We first compared demographic and clinical characteristics within and across groups [HIV+LTBI+(HIV+LTBI+), HIV+LTBI−(HIV), HIV−LTBI+(LTBI), and HIV−LTBI− (healthy controls, HC)] using t-tests, Wilcoxon rank sum tests or Kruskal–Wallis test for continuous variables and chi-squared or Fisher test for categorical variables. Univariable and multivariable linear regression models were used to investigate the association of biomarkers with LTBI and HIV in two ways. First, we assessed independent association of HIV or LTBI with biomarkers. We regressed biomarkers on HIV and LTBI status before and after adjustment of demographics (age, sex, education level), and clinical factors (body mass index, HDL, hypertension, alcohol intake, and smoking status). An interaction term between LTBI and HIV status was introduced in the model to test the difference of these associations by LTBI. Second, HIV and LTBI were combined into a single variable with four groups: HIV+LTBI, HIV, LTBI, HC and we evaluated the synergistic effects of LTBI/HIV status on biomarkers adjusting for demographics and clinical risk factors listed above. In a similar manner, we conducted a multivariable linear regression analysis to examine the association between HIV/LTBI status with biomarkers among male and females separately. These covariates were selected based on prior work suggesting an association with the biomarkers of interest [1,2,21].

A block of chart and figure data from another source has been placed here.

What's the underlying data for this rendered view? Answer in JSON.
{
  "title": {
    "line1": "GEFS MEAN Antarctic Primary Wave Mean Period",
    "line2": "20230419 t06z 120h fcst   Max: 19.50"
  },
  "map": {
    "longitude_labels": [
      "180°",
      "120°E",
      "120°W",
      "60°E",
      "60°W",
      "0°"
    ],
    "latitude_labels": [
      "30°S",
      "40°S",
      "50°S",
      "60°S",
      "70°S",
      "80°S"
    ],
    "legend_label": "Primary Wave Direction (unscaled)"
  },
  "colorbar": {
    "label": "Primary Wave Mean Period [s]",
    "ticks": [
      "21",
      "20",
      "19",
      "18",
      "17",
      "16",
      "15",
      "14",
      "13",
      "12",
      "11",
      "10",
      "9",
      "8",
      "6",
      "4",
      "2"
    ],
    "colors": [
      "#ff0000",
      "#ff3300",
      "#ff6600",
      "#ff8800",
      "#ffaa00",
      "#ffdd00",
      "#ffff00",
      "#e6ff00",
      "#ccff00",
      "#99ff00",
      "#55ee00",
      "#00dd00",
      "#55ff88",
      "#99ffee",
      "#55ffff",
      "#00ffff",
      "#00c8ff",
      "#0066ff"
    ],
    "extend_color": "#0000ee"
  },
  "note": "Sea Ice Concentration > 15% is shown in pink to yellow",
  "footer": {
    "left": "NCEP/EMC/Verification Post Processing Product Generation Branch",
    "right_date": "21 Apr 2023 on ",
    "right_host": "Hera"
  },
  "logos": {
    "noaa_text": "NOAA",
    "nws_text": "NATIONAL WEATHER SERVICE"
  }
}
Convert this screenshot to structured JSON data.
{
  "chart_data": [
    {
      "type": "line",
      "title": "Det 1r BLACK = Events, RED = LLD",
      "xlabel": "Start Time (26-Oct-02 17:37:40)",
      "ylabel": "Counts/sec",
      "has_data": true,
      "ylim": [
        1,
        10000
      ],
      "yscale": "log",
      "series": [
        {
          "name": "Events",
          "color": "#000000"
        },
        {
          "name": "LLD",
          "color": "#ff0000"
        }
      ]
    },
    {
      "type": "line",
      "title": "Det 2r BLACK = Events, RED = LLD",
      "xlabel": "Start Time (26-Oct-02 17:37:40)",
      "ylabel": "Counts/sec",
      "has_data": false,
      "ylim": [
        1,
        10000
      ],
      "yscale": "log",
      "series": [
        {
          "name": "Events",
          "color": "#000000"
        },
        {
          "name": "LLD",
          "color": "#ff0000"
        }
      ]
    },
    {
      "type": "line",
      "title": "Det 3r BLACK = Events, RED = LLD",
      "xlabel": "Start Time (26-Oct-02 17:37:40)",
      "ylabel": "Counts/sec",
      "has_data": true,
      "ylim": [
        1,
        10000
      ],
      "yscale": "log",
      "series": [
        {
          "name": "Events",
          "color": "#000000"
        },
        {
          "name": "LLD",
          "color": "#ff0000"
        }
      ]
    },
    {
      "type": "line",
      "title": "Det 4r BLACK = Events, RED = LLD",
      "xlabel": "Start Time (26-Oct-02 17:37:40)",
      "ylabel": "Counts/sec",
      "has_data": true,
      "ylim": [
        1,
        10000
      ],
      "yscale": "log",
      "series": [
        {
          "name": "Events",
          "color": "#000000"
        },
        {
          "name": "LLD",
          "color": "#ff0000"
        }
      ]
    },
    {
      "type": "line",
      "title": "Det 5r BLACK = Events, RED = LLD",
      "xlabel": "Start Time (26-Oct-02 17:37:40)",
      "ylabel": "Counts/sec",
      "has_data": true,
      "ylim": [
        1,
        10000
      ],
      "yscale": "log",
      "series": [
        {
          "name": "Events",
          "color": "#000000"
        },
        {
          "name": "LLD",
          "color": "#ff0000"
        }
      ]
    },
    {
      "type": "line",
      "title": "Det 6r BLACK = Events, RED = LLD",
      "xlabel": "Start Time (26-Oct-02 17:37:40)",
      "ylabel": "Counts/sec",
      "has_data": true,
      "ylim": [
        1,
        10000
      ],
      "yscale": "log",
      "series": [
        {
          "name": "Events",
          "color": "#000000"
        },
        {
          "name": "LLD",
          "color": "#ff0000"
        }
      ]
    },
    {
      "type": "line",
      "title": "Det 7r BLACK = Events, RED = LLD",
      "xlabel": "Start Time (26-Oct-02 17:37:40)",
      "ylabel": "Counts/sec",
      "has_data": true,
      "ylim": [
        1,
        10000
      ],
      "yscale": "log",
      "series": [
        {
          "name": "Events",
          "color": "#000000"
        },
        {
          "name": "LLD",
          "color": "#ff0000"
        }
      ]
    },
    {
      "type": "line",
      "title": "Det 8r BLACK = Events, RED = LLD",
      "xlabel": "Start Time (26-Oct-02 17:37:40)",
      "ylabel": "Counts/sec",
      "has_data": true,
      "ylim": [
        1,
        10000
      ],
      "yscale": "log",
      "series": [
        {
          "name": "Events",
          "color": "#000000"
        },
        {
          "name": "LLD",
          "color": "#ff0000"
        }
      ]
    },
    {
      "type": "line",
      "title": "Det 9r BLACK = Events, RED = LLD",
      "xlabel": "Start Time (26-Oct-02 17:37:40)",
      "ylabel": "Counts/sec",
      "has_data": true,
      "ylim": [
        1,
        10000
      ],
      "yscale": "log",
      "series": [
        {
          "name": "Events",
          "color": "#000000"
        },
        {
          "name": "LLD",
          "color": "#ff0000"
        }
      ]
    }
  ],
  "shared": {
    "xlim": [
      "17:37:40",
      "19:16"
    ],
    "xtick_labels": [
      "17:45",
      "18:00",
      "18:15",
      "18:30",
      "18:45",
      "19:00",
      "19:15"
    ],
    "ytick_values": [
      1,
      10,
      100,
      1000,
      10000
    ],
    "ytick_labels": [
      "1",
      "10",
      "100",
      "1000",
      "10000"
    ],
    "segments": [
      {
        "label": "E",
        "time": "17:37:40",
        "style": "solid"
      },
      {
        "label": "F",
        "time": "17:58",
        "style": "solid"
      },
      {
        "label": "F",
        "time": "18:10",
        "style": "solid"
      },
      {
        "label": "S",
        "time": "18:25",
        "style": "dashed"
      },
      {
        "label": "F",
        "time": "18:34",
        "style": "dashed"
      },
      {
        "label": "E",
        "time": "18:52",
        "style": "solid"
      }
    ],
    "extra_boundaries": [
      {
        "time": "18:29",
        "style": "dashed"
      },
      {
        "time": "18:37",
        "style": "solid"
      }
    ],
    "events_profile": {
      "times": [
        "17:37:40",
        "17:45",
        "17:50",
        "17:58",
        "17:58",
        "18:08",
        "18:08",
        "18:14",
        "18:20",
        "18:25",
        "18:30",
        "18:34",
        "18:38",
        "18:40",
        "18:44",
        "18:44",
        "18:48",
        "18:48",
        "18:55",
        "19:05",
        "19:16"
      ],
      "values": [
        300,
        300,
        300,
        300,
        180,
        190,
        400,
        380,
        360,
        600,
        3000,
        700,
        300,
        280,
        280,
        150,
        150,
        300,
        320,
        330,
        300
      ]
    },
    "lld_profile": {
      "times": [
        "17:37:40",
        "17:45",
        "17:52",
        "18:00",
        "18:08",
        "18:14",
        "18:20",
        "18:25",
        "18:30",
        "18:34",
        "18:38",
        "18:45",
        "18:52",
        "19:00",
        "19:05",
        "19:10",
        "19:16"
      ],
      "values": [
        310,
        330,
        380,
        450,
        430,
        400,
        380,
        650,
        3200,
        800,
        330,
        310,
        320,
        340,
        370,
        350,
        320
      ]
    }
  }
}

Among PWH only, linear regression analyses were performed to evaluate the relationships between biomarkers and LTBI with further adjustment for nadir and current CD4, ART regimen, and ART duration.

All biomarkers were log-transformed before model fitting due to their non-normal distribution. We report the exponentiated β-coefficients and their calculated 95% confidence intervals (CIs) representing the fold increase/decrease in mean level of the biomarkers. Significance was set at a P value <0.05. Analyses were performed using STATA version 13 (San Antonio, Texas, USA).

Results Study participants characteristics

Of the 398 participants enrolled, 101 were HIV+LTBI+, 120 HIV, 108 LTBI, and 69 HC (Table 1). Overall, the median [interquartile range (IQR)] age was 46 (38,57) years and 51% were women. The prevalence of LTBI was 46% in PWH and 61% in the HIV-negative participants (P = 0.002). There were differences in age, BMI, rates of hypertension, and diabetes by HIV/LTBI status. Participants with LTBI were younger regardless of HIV status. Women were more likely to be overweight/obese (51% vs. 29%; P < 0.001), and less likely to use alcohol (13% vs. 18%; P < 0.001) or smoke tobacco (1% vs. 6%; P < 0.001) than men.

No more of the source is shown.